How can this be used?
- Additional backup . It is delivered as a service of another backup backup: given the convenience, the transfer of all capital costs to operating costs, geographical distance and full automation, is in great demand for storing almost any data.
- The main backup (with restrictions) . For such an application, either wide channels are needed, or not very large amounts of data - otherwise you will have to sacrifice the recovery speed (after all, 100% of the database will go backward through the backup channels, which can be very long for remote combat systems).
- The main backup without restrictions . This is a rather unusual decision by KROK. It works like this: infrastructure is deployed in your data center, EMC Avamar is in our data center. Backup to it is done on your standard Internet channel. We put another server in your data center - “mini-Avamar” - a virtual appliance. “Small” will be synchronized with the “dad” and keep the latest copies (the most relevant ones for rolling back). Older copies (rarely needed for fast backup) are stored on the main site. This appliance does not need to be bought: it is also paid per use, that is, all costs are operational. The scheme of the solution is given below.

Returning to the cost of the entire solution on our site, yes, it is really high. But this cost is divided into many customers, and because of this “utility” mode, the cost for an individual customer is reduced. The data is completely isolated from each other: you only see your backups.
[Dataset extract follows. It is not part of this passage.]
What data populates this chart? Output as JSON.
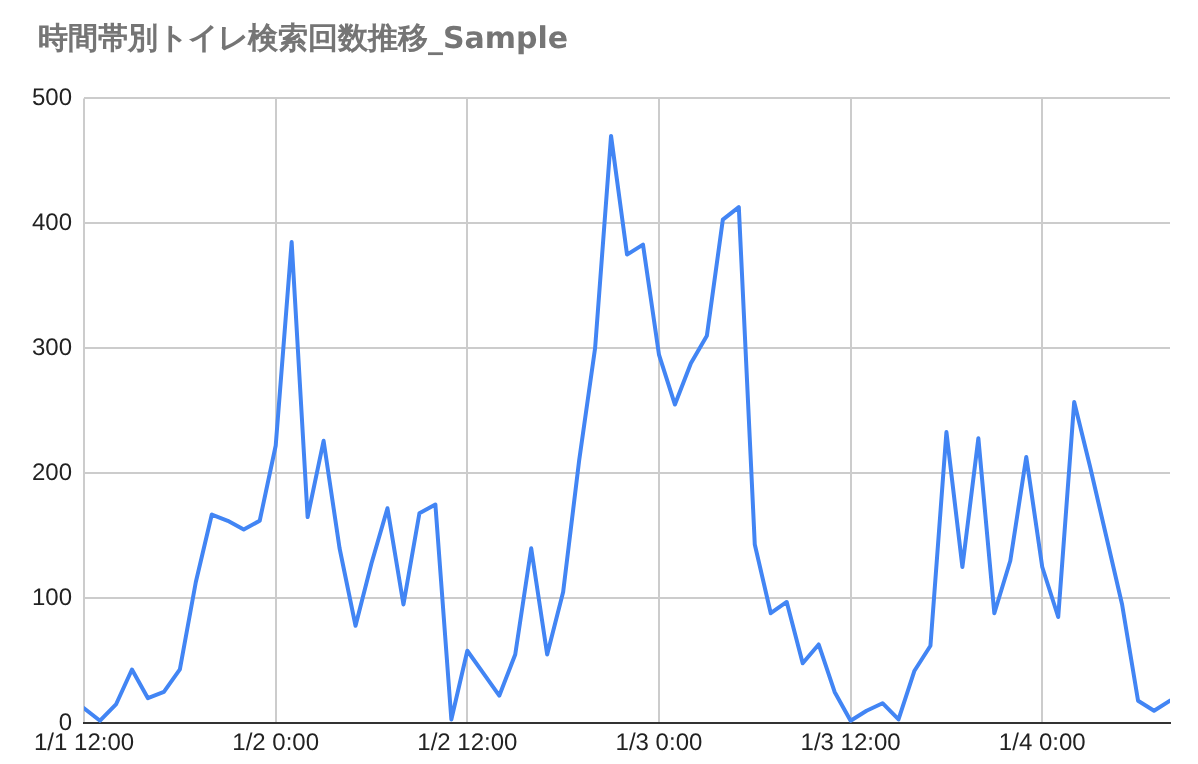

Customer Interface ScreenshotWho and how applies?
We have some interesting case studies. Unfortunately, I can’t mention the names of the companies, for now:
- One commercial company, often doing financial transactions, backs up our Oracle.
- A large state-owned company keeps backups of virtual machines from its “cloud”.
- The insurance company is testing the solution as the main backup.
Why is it safe and convenient?
- Remote storage . This thing is far from the main infrastructure (maybe in another machine building, in another data center (if the infrastructure is connected to our data center), that is, at least, not where combat vehicles are deployed). This is a significant reduction in the risk of losing all information at once.
- Data is stored on disk . EMC Avamar is not a traditional tape library used in such cases, but a disk array, that is, data integrity is higher.
- It is sold as a pay-per-use service , that is, by the gigabyte for the storage. At the end of the month, unloading is done according to the volume of data in the customer’s account - the amount to be paid is obtained. This is a “cloud approach” and it is convenient: capital costs are moving to operational ones.
- Technical support is outsourced . And this is the normal support of the integrator: not the “FAQ-line”, but a full-fledged solution of the working issues before the result.
So, if you need a reliable backup, come to
us , we have EMC Avamar and cookies.